Btw, this is an interesting take on "serverless" terminology too: most other providers would call this "managed Postgresql".
Yet this exact feature might enable something akin to "serverless Postgres": quick spin up and tear down allowing for short-lived instances responding to load (scaling setting should be differently laid out too: scaling configuration is too "serverfull"), but whatever Neon had before could not be "serverless".
Any choice in datastore performance is made up front by choosing how spread out the data is: basically, maximum throughout is the sum of maximum throughput for each storage rack hosting the data. To simplify, if we had a datastore replicating data to 10 instances with peak IOPS of 100k each, we are looking at max 1M IOPS: the fact that we can cheaply scale our CPU instances for Postgres infinitely won't change the upper bound for IO (without scaling the storage too, which is recognized as the slow but avoided part with their implementation).
Network can play a similar role.
And finally, Postgres instances benefit from being long-lived as opposed to serverless (in a more traditional sense): with enough RAM, all the important indexes can stay permanently in the cache thus improving performance by orders of magnitude compared to cold Postgres instances needing to read indexes off disk.
In theory, one could pre-warm memory caches for Postgres read replicas (akin to suspend/hibernate), but depending on the memory size needing to be read from slow storage, it might not really beat simply reloading the indexes.

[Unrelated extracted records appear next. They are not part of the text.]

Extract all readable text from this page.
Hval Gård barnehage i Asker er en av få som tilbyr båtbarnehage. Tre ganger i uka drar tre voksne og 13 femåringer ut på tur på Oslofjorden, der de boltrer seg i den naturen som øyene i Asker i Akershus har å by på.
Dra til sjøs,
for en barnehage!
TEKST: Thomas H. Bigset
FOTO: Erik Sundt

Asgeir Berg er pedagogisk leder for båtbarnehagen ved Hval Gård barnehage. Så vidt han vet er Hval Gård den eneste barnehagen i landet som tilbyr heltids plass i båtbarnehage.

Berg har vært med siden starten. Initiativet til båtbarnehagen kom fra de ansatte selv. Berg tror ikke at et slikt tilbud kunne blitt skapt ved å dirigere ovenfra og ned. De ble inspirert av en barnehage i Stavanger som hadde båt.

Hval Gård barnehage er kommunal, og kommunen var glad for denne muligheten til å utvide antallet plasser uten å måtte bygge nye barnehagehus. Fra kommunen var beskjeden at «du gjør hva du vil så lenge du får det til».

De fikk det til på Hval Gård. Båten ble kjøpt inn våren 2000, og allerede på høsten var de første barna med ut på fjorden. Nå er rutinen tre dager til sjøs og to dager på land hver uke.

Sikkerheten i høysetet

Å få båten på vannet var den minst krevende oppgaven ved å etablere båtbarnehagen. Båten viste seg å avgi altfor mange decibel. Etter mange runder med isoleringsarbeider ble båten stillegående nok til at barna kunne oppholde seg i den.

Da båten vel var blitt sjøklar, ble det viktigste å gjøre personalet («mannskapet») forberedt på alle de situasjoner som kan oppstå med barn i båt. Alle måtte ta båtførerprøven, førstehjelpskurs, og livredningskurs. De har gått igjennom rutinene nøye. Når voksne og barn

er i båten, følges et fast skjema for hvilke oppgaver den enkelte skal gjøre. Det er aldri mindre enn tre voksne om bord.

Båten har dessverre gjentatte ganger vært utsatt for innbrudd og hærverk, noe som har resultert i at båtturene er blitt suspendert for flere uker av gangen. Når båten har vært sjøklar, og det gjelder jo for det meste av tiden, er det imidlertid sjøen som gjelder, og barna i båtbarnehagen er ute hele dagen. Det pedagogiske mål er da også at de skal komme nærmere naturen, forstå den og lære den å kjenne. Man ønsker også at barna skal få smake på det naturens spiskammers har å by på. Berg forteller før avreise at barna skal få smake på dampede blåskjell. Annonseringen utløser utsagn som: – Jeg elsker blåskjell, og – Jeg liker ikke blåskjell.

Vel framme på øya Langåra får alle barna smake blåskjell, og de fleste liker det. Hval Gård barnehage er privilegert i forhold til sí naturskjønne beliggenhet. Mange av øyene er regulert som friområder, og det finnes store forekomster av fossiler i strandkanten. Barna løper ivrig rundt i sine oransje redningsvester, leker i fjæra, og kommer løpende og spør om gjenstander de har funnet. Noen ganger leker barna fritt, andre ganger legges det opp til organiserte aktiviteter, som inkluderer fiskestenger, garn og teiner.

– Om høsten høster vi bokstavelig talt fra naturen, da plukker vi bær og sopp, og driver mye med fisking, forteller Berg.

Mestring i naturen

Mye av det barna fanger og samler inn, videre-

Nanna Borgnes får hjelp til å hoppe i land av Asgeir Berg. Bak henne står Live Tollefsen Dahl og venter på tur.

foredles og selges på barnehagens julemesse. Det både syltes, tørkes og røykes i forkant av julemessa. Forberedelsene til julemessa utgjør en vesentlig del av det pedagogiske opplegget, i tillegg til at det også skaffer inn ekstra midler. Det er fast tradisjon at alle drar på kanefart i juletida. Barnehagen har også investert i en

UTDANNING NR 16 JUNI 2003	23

Obviously, my concerns are related to large databases, but those are the ones usually needing scale out.
> Replicas then update cache pages in the shared buffers. This ensures eventual consistency for read replicas within the same region as your database.
> Data Consistency: Reading data from a single source ensures data consistency. This addresses a common challenge in traditional read replicas where there might be a replication lag.
> Resource Customization: Neon allows you to allocate different CPU and memory resources for each replica.
So there is a single source of data, but can have different CPU and memory and has eventual consistency in the same region?